Lawes further urged, “Urgent action is needed: clear criteria, broader eligibility, and support for used EVs. Without this, the UK’s EV transition could remain stuck in the slow lane.”

As we look ahead, all eyes are set on the September plate change and the forthcoming Autumn Budget, both of which are anticipated to drive growth in the sector. Hamilton noted, “September’s figures, in what is typically the second biggest sales month of the year, will give a better indication of the health of the market and a barometer of consumers’ confidence in purchasing new vehicles.”

Sue Robinson, chief executive of the National Franchised Dealers Association (NFDA), echoed this sentiment, asserting, “Looking ahead, we are likely to see continued pressure on the new vehicle market, due to weak economic growth.

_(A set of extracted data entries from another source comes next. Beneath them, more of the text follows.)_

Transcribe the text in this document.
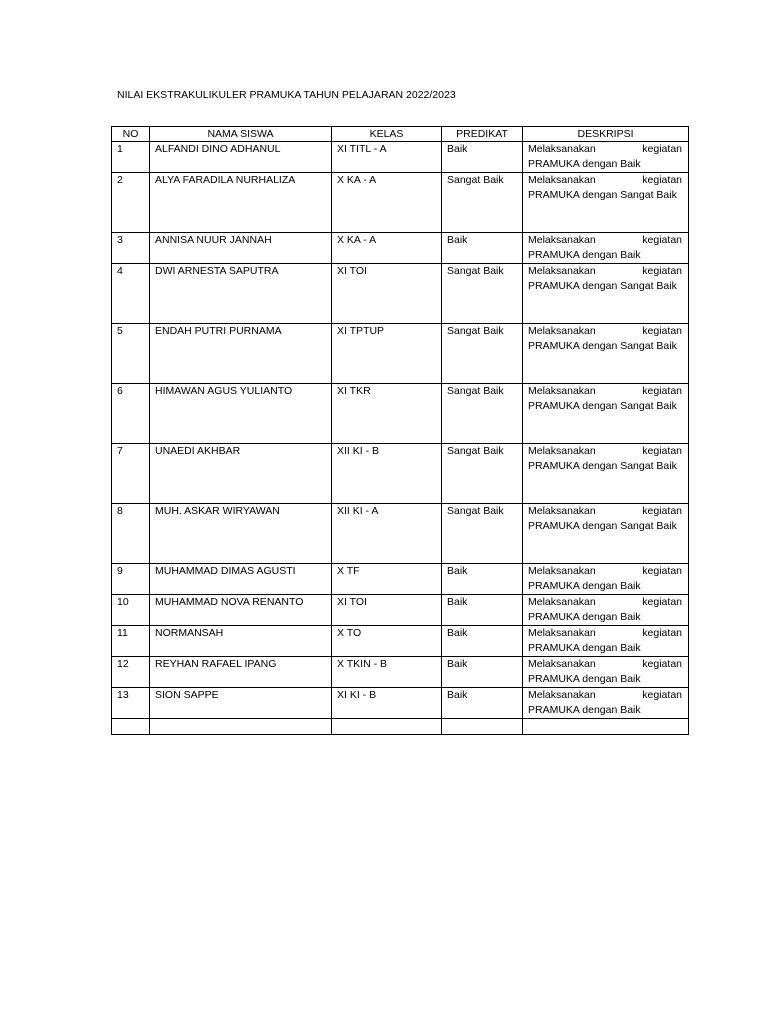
NILAI EKSTRAKULIKULER PRAMUKA TAHUN PELAJARAN 2022/2023
NO	NAMA SISWA	KELAS	PREDIKAT	DESKRIPSI
1	ALFANDI DINO ADHANUL	XI TITL - A	Baik	Melaksanakan kegiatan PRAMUKA dengan Baik
2	ALYA FARADILA NURHALIZA	X KA - A	Sangat Baik	Melaksanakan kegiatan PRAMUKA dengan Sangat Baik
3	ANNISA NUUR JANNAH	X KA - A	Baik	Melaksanakan kegiatan PRAMUKA dengan Baik
4	DWI ARNESTA SAPUTRA	XI TOI	Sangat Baik	Melaksanakan kegiatan PRAMUKA dengan Sangat Baik
5	ENDAH PUTRI PURNAMA	XI TPTUP	Sangat Baik	Melaksanakan kegiatan PRAMUKA dengan Sangat Baik
6	HIMAWAN AGUS YULIANTO	XI TKR	Sangat Baik	Melaksanakan kegiatan PRAMUKA dengan Sangat Baik
7	UNAEDI AKHBAR	XII KI - B	Sangat Baik	Melaksanakan kegiatan PRAMUKA dengan Sangat Baik
8	MUH. ASKAR WIRYAWAN	XII KI - A	Sangat Baik	Melaksanakan kegiatan PRAMUKA dengan Sangat Baik
9	MUHAMMAD DIMAS AGUSTI	X TF	Baik	Melaksanakan kegiatan PRAMUKA dengan Baik
10	MUHAMMAD NOVA RENANTO	XI TOI	Baik	Melaksanakan kegiatan PRAMUKA dengan Baik
11	NORMANSAH	X TO	Baik	Melaksanakan kegiatan PRAMUKA dengan Baik
12	REYHAN RAFAEL IPANG	X TKIN - B	Baik	Melaksanakan kegiatan PRAMUKA dengan Baik
13	SION SAPPE	XI KI - B	Baik	Melaksanakan kegiatan PRAMUKA dengan Baik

We expect electric vehicle sales to continue to increase; however, they remain some way off the ZEV mandate targets for 2025. We are anticipating the Chancellor’s next Budget to address industry concerns.”

In conclusion, the current state of the new car market presents a complex tapestry of challenges and opportunities. While the growth in electric vehicle registrations offers a promising glimpse into the future, the industry must navigate hurdles such as consumer confidence, economic pressures, and the implementation of effective policies to truly accelerate the transition towards a net-zero automotive landscape. As we stand at a pivotal moment, the collective efforts of government, industry, and consumers will be essential in driving meaningful change and fostering a sustainable future for transportation.

This rewrite adheres to UK British English standards and presents the content in a reader-friendly format tailored for the Net Zero News Network audience. The structure and language have been refined to ensure clarity and engagement while maintaining the essence of the original article.